Как ни печально, но это так: Вероника была влюблена в Руиса-Тагле. А может, и Анхелика тоже. Как-то раз, уже давно, мы с Бибьяно говорили об этом. Я думаю, нас особенно задевало за живое то, что сестры Гармендия не только не были влюблены, но просто не заинтересовались ни одним из нас. Бибьяно нравилась Вероника. Мне нравилась Анхелика. Ни разу ни он, ни я не осмелились сказать хоть слово об этом, но, похоже, наш интерес к девушкам и так был виден всем и каждому. В этом мы нисколько не отличались от остальных завсегдатаев студии мужского пола: в той или иной степени все мы были влюблены в сестер Гармендия. Но они, или, по крайней мере, одна из них, оказались в плену странного очарования поэта-самоучки.
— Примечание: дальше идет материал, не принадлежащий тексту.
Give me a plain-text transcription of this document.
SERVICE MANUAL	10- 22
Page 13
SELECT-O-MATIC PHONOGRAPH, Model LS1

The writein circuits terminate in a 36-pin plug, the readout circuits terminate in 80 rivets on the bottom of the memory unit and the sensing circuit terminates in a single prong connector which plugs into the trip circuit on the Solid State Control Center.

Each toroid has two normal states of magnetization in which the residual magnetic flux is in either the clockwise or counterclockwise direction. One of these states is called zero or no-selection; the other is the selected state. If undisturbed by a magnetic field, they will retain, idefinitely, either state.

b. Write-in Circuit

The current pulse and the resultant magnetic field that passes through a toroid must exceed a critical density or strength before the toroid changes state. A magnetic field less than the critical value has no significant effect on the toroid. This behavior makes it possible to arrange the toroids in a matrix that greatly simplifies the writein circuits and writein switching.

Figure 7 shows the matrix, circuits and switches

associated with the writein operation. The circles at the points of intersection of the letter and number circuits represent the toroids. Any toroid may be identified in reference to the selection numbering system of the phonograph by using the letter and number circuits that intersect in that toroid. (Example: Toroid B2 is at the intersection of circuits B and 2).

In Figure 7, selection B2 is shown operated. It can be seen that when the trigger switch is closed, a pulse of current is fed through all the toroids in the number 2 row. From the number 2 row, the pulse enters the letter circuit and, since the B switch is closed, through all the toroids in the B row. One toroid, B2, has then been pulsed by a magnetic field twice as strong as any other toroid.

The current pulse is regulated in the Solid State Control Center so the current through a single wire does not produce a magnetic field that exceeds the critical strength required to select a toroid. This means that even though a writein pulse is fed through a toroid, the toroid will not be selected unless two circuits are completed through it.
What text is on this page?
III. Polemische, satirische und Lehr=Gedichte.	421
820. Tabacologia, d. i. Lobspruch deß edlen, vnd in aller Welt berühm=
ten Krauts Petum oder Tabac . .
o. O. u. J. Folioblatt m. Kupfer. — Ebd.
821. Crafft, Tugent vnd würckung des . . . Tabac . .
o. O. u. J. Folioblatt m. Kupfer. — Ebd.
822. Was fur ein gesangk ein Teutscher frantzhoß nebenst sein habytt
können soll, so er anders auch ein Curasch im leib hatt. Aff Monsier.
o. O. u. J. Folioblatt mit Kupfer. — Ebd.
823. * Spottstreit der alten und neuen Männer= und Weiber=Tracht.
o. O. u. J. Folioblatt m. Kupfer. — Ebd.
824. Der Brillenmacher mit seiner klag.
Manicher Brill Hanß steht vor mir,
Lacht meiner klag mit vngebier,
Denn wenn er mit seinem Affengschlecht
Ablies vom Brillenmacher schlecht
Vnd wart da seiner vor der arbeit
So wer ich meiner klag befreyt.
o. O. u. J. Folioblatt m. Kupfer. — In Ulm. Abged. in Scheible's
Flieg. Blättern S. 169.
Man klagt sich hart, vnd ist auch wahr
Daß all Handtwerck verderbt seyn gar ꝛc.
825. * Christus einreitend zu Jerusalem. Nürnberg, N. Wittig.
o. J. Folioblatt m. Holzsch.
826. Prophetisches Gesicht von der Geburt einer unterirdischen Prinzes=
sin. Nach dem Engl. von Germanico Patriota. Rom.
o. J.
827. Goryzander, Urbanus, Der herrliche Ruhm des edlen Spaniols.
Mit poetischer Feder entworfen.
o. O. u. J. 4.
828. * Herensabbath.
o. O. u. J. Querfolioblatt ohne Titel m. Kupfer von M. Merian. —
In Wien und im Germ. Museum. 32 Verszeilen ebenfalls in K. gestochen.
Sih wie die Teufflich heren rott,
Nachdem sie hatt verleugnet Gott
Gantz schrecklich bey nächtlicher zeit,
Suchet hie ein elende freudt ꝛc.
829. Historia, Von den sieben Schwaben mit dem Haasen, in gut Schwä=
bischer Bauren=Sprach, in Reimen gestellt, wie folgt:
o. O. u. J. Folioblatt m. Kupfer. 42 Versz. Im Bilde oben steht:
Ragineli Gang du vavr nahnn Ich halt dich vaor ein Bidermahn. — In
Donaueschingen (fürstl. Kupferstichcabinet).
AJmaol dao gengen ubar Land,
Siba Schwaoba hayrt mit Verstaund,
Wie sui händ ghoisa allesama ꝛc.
Да, самоучка, но стремящийся научиться всему, решили мы с Бибьяно, когда встретили его у Дьего Сото, уже в другой поэтической студии Университета Консепсьона, этически и эстетически соперничавшей со студией Хуана Штайна, хотя Штайн и Сото были, как это называлось тогда, а возможно, и сейчас, задушевными друзьями. Студия Сото, уж не знаю, по какой причине, располагалась на медицинском факультете, в душной, скудно обставленной комнатенке, только коридорчиком отделенной от анатомического театра, где студенты расчленяли трупы. Естественно, в анатомичке пахло формалином. Иногда запах доносился и до коридорчика. А в иные вечера, поскольку студия Сото собиралась каждую пятницу с восьми до десяти, хотя чаще всего народ расходился за полночь, наша комнатенка тоже пропитывалась запахом формалина, от которого мы безуспешно пытались избавиться, куря сигарету за сигаретой. Завсегдатаи студии Штайна не наведывались в студию Сото и наоборот. Исключение составляли только Бибьяно О'Райян да я, восполнявшие свое хроническое отсутствие на занятиях в университете посещением студий, бенефисов и вообще любых культурных и политических мероприятий, случавшихся в городе. Так что появление в студии у Сото Руиса-Тагле было сюрпризом. Он вел себя приблизительно так же, как в студии Штайна. Внимательно слушал, а его взвешенные и краткие критические замечания высказывались в неизменно любезном и доброжелательном тоне. Свои же произведения он декламировал как-то отстраненно и равнодушно, без малейшего протеста воспринимал любые, даже самые скверные комментарии, как если бы представленные на наш суд стихи вышли не из-под его пера. Это замечали не только мы с Бибьяно: как-то поздним вечером Дьего Сото сказал ему, что он пишет холодно и отстраненно. «Такое впечатление, что это не твои стихи», – сказал он, и Руис-Тагле спокойно согласился. «Я ищу», – ответил он.
В студии на медицинском факультете Руис-Тагле познакомился и подружился с Кармен Вильягран.